Landessozialgericht Niedersachsen-Bremen
Urt. v. 28.06.2006, Az.: L 4 KR 92/03
Kostenerstattung für Leistungen der häuslichen Krankenpflege; Fehlen eines Sachleistungsanspruchs auf häusliche Behandlungspflege in Bezug auf die Medikamentenabgabe; Begriff der Behandlungspflege; Fehlen eines eigenen Haushaltes bzw. des Lebens im Haushalt der Familie
Bibliographie
- Gericht
- LSG Niedersachsen-Bremen
- Datum
- 28.06.2006
- Aktenzeichen
- L 4 KR 92/03
- Entscheidungsform
- Urteil
- Referenz
- WKRS 2006, 20474
- Entscheidungsname
- [keine Angabe]
- ECLI
- ECLI:DE:LSGNIHB:2006:0628.L4KR92.03.0A
Verfahrensgang
- vorgehend
- SG Lüneburg - 27.02.2003 - AZ: S 16 KR 181/01
Rechtsgrundlagen
- § 58 S. 1 SGB I
- § 13 Abs. 3 SGB V
- § 37 Abs. 2 S. 1 Alt. 1, 2 SGB V
- § 143f SGG
Redaktioneller Leitsatz
- 1.
Unter Haushalt ist im Krankenversicherungsrecht die häusliche oder wohnungsmäßige Wirtschaftsführung zu verstehen, die auf die Umsetzung von Geldmitteln und Produkten für die existenziellen Bedürfnisse gerichtet ist.
- 2.
Unter dem Begriff "Familie" des § 37 Abs. 2 Satz 1 SGB V ist die Gesamtheit der durch Ehe und Verwandtschaft verbundenen Personen zu verstehen.
Tenor:
Die Berufung wird zurückgewiesen. Kosten sind nicht zu erstatten.
Tatbestand
Die Beteiligten streiten wegen der Kostenerstattung für Leistungen der häuslichen Krankenpflege (Medikamentenabgabe).

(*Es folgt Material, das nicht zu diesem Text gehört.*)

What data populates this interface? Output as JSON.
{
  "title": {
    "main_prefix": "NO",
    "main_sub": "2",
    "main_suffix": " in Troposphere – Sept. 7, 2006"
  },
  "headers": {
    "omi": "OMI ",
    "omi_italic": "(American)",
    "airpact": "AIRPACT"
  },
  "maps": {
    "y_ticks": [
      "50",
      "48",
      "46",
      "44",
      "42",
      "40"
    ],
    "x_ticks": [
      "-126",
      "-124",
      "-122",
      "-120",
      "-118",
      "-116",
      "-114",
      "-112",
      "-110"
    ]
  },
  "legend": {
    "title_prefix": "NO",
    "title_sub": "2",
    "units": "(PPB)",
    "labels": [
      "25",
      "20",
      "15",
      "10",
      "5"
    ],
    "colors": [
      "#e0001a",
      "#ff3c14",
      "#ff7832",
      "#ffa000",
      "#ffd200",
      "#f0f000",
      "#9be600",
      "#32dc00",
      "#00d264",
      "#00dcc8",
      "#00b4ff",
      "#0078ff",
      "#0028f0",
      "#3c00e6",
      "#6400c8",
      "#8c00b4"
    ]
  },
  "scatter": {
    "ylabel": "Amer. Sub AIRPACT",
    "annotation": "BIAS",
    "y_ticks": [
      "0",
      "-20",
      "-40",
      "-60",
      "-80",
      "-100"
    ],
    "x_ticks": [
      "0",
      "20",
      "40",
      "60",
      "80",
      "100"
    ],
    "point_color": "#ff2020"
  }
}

Die 1913 geborene und am 3. Oktober 2004 verstorbene Versicherte und vorherige Klägerin (nachfolgend: Versicherte) war Mitglied der Beklagten und bezog Leistungen der Pflegeversicherung nach der Pflegestufe 2. Sie litt unter einer rheumatischen Polyartrose und einem insulinpflichtigen Diabetes mellitus. Die Versicherte lebte seit mehreren Jahren in dem Haus der Klägerin, die als Rechtsnachfolgerin diesen Rechtsstreit fortsetzt. Nach den Angaben der Klägerin bewohnte die Versicherte dort eine Dreizimmerwohnung mit Bad; eine Küche war nicht eingerichtet. Die Mahlzeiten wurden für die Versicherte von der Klägerin gekocht und in ihre Wohnung gebracht, wo sie allein aß. Sie zahlte eine monatliche Miete von 400,- Euro und zusätzlich ein Essensgeld.
Der behandelnde Arzt der Versicherten Dr. F., Arzt für Allgemeinmedizin, verordnete der Versicherten Leistungen der häuslichen Krankenpflege in Form von Blutzuckermessung, Verabreichung von Insulininjektionen und Verabreichung von Medikamenten. Es liegen u.a. Verordnungen für den Zeitraum vom 1. April 2001 bis 30. September 2001 vor (vgl Verordnungen vom 29. März, 10. Mai, 1. Juli und 19. Juli 2001). Nach den Unterlagen der Beklagten wurden die Maßnahmen der häuslichen Krankenpflege, soweit Blutzuckermessungen und Injektionen betroffen waren, von der Beklagten übernommen (vgl Schreiben der Beklagten vom 17. September 2001).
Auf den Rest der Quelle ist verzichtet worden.